Senza invocare guerre di religione e senza scomodare ici esenzioni e quant’altro la Chiesa cattolica italiana potrebbe compiere il da molti richiesto (anche al suo interno) gesto di buona volontà semplicemente “dando a Cesare ciò che è di Cesare”; cioè dando allo Stato ciò che è dello Stato.
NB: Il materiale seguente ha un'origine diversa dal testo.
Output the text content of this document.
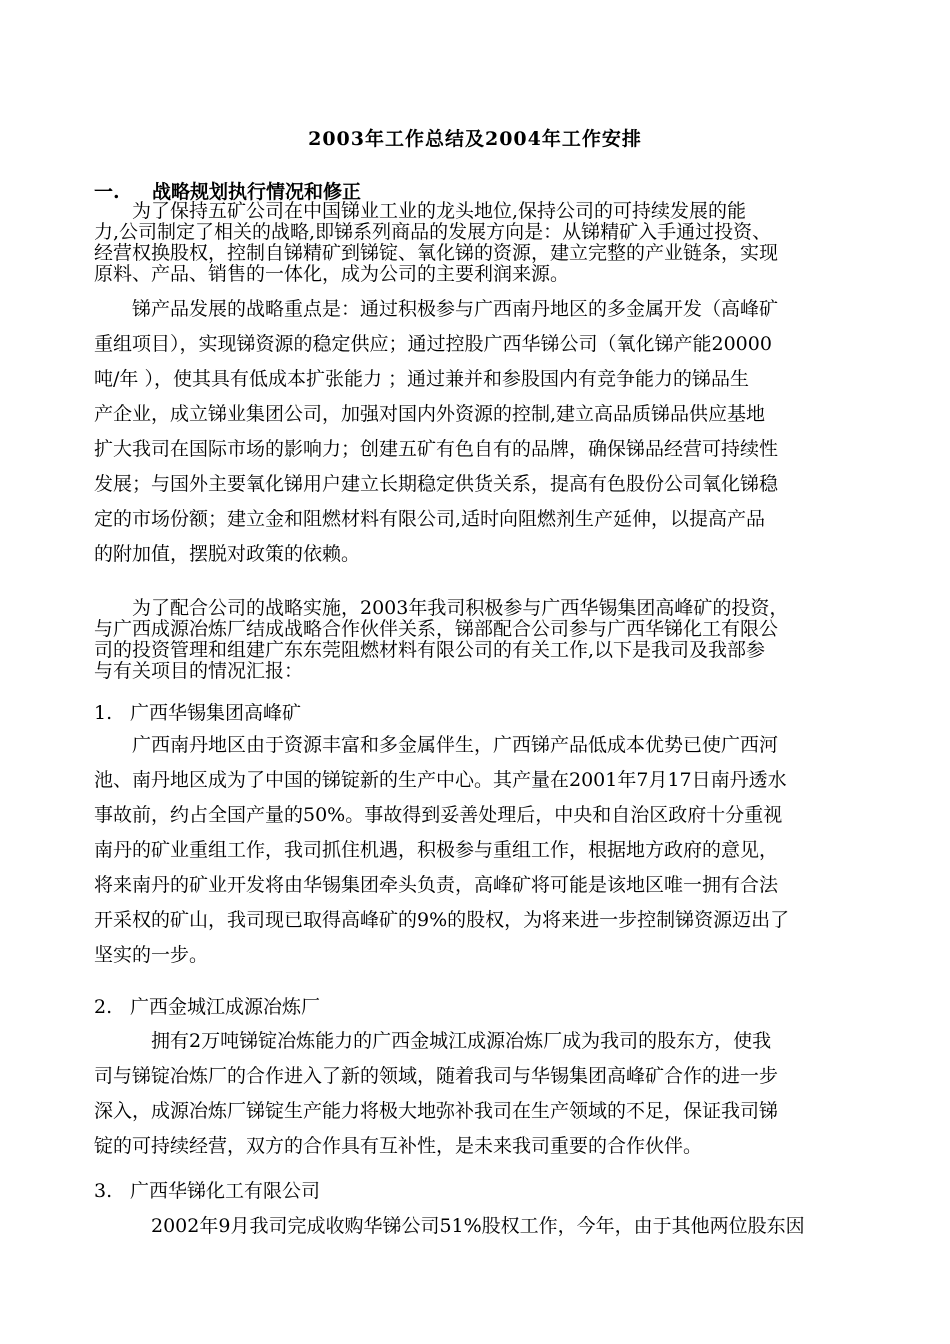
2003年工作总结及2004年工作安排
一. 战略规划执行情况和修正

　　为了保持五矿公司在中国锑业工业的龙头地位,保持公司的可持续发展的能

力,公司制定了相关的战略,即锑系列商品的发展方向是：从锑精矿入手通过投资、

经营权换股权，控制自锑精矿到锑锭、氧化锑的资源，建立完整的产业链条，实现

原料、产品、销售的一体化，成为公司的主要利润来源。

　　锑产品发展的战略重点是：通过积极参与广西南丹地区的多金属开发（高峰矿

重组项目），实现锑资源的稳定供应；通过控股广西华锑公司（氧化锑产能20000

吨/年 ），使其具有低成本扩张能力 ；通过兼并和参股国内有竞争能力的锑品生

产企业，成立锑业集团公司，加强对国内外资源的控制,建立高品质锑品供应基地

扩大我司在国际市场的影响力；创建五矿有色自有的品牌，确保锑品经营可持续性

发展；与国外主要氧化锑用户建立长期稳定供货关系，提高有色股份公司氧化锑稳

定的市场份额；建立金和阻燃材料有限公司,适时向阻燃剂生产延伸，以提高产品

的附加值，摆脱对政策的依赖。

　　为了配合公司的战略实施，2003年我司积极参与广西华锡集团高峰矿的投资，

与广西成源冶炼厂结成战略合作伙伴关系，锑部配合公司参与广西华锑化工有限公

司的投资管理和组建广东东莞阻燃材料有限公司的有关工作,以下是我司及我部参

与有关项目的情况汇报：

1. 广西华锡集团高峰矿

　　广西南丹地区由于资源丰富和多金属伴生，广西锑产品低成本优势已使广西河

池、南丹地区成为了中国的锑锭新的生产中心。其产量在2001年7月17日南丹透水

事故前，约占全国产量的50%。事故得到妥善处理后，中央和自治区政府十分重视

南丹的矿业重组工作，我司抓住机遇，积极参与重组工作，根据地方政府的意见，

将来南丹的矿业开发将由华锡集团牵头负责，高峰矿将可能是该地区唯一拥有合法

开采权的矿山，我司现已取得高峰矿的9%的股权，为将来进一步控制锑资源迈出了

坚实的一步。

2. 广西金城江成源冶炼厂

　　　拥有2万吨锑锭冶炼能力的广西金城江成源冶炼厂成为我司的股东方，使我

司与锑锭冶炼厂的合作进入了新的领域，随着我司与华锡集团高峰矿合作的进一步

深入，成源冶炼厂锑锭生产能力将极大地弥补我司在生产领域的不足，保证我司锑

锭的可持续经营，双方的合作具有互补性，是未来我司重要的合作伙伴。

3. 广西华锑化工有限公司

　　　2002年9月我司完成收购华锑公司51%股权工作，今年，由于其他两位股东因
Infatti – non tutti lo sanno – la distribuzione del fondo proveniente dall’8 per mille non avviene sulla base di quanti firmano per l’uno o per l’altro ma sull’intero gettito.
Se il contribuente non firma, e quindi non indica la propria scelta, l’8 per mille dell’Irpef viene comunque attribuito, sempre in maniera proporzionale alle scelte espresse, alle istituzioni indicate nel modello. (Dal sito ufficiale dell’Agenzia delle Entrate).
Per scendere nei particolari (il dato è del 2008, ultimo per ora facilmente reperibile, ma si può supporre che ci si trovi sullo stesso trend): su 40 milioni di contribuenti solo poco più di 17 milioni firmano per devolvere l’otto per mille ad una confessione religiosa o allo Stato; di questi 15 milioni firmano a favore della Chiesa cattolica (cioè circa il 42% dei contribuenti e poco meno del 90% dei “firmanti”). Totale per la Chiesa Cattolica? Il 90% dell’intero gettito, ovvero circa 1002 milioni di euro!!! Allora, il gesto di equità consisterebbe nell’accettare dallo Stato ciò che i cittadini hanno indicato firmando (cioè il 42% e non il 90% del gettito), gesto già compiuto fin dall’inizio dalla Tavola Valdese che beneficia soltanto del 2% “firmato” dai “suoi” contribuenti. Questo potrebbe essere il “gesto esemplare” richiamato anche ieri in un bell’editoriale sul Corriere della Sera da Alberto Melloni: chiedere l’appianamento di un’anomalia giuridica e ottenere così due risultati, un mezzo miliardo di euro in più nelle casse dello Stato e un soprassalto di stima nei confronti di un’Istituzione religiosa la cui potenza economico/politica è inversamente proporzionale alla fiducia dei cittadini (credenti e non). Fantascienza? ab
Sono d'accordo. E' una questione di correttezza ed equità.